In a noteworthy decision, the Bankruptcy Appellate Panel for the Ninth Circuit overturned a dismissal of a bankruptcy case, which the lower court had dismissed based on its belief that the landlord debtor was receiving rental income from a marijuana dispensary. The decision is significant because it holds that a bankruptcy cannot be dismissed simply because of the mere presence of a marijuana business or related proceeds in the case. Rather, under this decision, the dismissal of a bankruptcy must be supported by specific factual findings that demonstrate that the debtor violated federal law or that the bankruptcy trustee would be required to administer proceeds of a (federally) illegal business.

In In re Olson, 2018 WL 989263 (B.A.P. 9th Cir. Feb. 5, 2018), the debtor, a 92 year old, legally blind landlord, owned a small shopping center in which one of the tenants was a marijuana dispensary operating legally under California state law. In an effort to stay a scheduled foreclosure sale of her property, as well as to halt ongoing litigation with the dispensary tenant, the debtor filed a chapter 13 bankruptcy case. Following the commencement of the bankruptcy, the debtor continued to collect rent from the dispensary tenant, filed a motion to sell the shopping center for $3 million, and filed a proposed chapter 13 plan. The plan, however, never reached confirmation. Four months after commencing her bankruptcy, the Bankruptcy Court sua sponte dismissed the bankruptcy case based on its finding that the debtor “is leasing property for an unlawful purpose under federal law, although lawful under state law,” and, therefore, was receiving “illegal proceeds.”

On appeal, the Bankruptcy Appellate Panel overturned the dismissal, finding that the Bankruptcy Court had not articulated the legal basis for its ruling nor made any findings to support its conclusion that the debtor had violated federal law. The decision is noteworthy in that it rejects a per se rule for the dismissal of a bankruptcy case where the debtor is receiving rental income from a marijuana business; however, the concurrence opinion by Judge Maureen A. Tighe may garner more attention.

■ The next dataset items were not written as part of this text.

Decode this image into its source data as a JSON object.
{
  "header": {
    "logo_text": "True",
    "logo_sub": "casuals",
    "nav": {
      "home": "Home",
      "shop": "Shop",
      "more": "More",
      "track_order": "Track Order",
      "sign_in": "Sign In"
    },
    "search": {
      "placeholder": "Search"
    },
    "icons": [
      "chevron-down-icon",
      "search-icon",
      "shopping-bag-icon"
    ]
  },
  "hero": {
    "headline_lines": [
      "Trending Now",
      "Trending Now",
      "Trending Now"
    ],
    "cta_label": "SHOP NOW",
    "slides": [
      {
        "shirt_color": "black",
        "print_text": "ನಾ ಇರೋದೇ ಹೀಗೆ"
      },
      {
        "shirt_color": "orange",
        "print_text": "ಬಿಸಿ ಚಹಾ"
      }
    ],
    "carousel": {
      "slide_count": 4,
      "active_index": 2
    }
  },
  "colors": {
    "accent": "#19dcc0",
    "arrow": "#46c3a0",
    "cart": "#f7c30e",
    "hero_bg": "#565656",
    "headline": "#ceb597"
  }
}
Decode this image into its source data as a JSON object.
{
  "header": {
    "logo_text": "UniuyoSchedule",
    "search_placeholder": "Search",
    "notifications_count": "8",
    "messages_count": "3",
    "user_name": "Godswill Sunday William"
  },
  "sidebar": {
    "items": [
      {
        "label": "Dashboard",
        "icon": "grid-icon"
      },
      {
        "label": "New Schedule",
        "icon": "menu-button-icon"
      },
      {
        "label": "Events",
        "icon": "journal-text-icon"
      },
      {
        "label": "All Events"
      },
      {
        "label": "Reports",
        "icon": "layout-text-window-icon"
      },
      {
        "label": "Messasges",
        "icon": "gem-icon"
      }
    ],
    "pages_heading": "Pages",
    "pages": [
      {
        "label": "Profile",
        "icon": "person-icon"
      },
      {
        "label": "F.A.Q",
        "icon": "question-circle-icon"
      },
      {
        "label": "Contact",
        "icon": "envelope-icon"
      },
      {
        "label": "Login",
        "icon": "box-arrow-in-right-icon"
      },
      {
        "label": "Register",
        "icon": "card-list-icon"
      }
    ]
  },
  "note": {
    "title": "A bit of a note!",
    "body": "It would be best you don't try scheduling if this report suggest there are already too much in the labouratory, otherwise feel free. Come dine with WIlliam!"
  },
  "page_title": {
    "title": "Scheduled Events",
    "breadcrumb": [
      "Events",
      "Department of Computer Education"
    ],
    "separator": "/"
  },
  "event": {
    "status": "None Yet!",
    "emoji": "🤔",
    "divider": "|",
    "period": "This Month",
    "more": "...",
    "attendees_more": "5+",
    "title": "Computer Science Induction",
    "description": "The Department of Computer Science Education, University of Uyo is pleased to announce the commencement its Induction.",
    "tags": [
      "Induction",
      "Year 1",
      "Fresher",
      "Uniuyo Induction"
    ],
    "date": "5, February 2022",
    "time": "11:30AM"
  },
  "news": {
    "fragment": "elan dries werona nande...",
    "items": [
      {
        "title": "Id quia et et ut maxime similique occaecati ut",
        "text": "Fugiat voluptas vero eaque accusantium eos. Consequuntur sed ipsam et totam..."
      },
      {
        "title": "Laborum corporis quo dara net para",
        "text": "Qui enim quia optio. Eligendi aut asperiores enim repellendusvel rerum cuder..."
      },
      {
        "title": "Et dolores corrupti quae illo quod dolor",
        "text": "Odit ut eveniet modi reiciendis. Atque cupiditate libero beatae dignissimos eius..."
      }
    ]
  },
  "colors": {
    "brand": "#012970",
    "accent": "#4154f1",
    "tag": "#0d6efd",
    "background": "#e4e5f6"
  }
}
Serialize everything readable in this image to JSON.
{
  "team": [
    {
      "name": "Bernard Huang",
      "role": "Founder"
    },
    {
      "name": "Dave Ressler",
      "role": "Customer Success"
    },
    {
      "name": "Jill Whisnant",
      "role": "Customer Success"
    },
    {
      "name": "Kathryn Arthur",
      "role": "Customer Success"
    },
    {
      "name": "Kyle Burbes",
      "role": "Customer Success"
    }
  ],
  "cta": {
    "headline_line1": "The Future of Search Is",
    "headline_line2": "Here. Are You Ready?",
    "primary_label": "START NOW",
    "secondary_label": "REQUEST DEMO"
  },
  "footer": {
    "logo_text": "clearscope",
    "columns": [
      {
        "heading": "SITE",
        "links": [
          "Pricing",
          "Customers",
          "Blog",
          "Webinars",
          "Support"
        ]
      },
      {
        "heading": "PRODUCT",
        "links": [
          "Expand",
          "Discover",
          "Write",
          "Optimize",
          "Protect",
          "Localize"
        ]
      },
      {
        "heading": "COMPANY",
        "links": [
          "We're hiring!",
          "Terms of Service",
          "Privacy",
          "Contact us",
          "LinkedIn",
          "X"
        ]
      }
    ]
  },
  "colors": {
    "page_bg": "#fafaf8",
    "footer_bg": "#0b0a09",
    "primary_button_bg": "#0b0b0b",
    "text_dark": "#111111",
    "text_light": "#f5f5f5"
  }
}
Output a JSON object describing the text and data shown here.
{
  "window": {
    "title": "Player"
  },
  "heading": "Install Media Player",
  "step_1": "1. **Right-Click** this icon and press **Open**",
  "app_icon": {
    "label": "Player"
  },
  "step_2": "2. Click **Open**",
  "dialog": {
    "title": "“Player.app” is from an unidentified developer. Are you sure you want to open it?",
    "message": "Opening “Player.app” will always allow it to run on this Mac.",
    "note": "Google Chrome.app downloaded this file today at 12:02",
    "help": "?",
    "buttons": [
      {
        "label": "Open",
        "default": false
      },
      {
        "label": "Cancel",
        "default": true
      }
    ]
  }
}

Noting that over twenty-five states allow medical or recreational use of marijuana, Judge Tighe emphasized the need for bankruptcy courts to issue specific findings for how a debtor has violated federal law so as to “to avoid incorrectly deeming a debtor a criminal and denying both debtor and creditors the benefit of the bankruptcy laws.” Focusing on section 856(a)(2) of Title 21, which prohibits a person from knowingly and intentionally allowing property to be used for the distribution of illegal drugs, Judge Tighe noted that the debtor could only be said to have violated that criminal statute upon a showing, “beyond a reasonable doubt,” that she knew the tenant was operating a marijuana dispensary and that she intended to allow that use. In other words, “the presence of marijuana near the case should not cause mandatory dismissal.”

Ultimately, based on the holding in Olson, courts will need fully developed evidentiary records before dismissing a bankruptcy case for violating federal law due to, e.g., the debtor receiving rental income from a dispensary tenant. Consequently, this may result in increased costs for the United States Trustee who, as reported here, has taken the position that a debtor’s participation in the marijuana industry – no matter how tangential – must result in the dismissal of the bankruptcy case. Additionally, the requirement for factual findings opens the door for courts to create exceptions based on the facts and equities of individual cases. The decision also suggests that a debtor may escape dismissal by refusing to accept rental payments from, e.g., a marijuana dispensary tenant and rejecting the lease under section 365 of the Bankruptcy Code.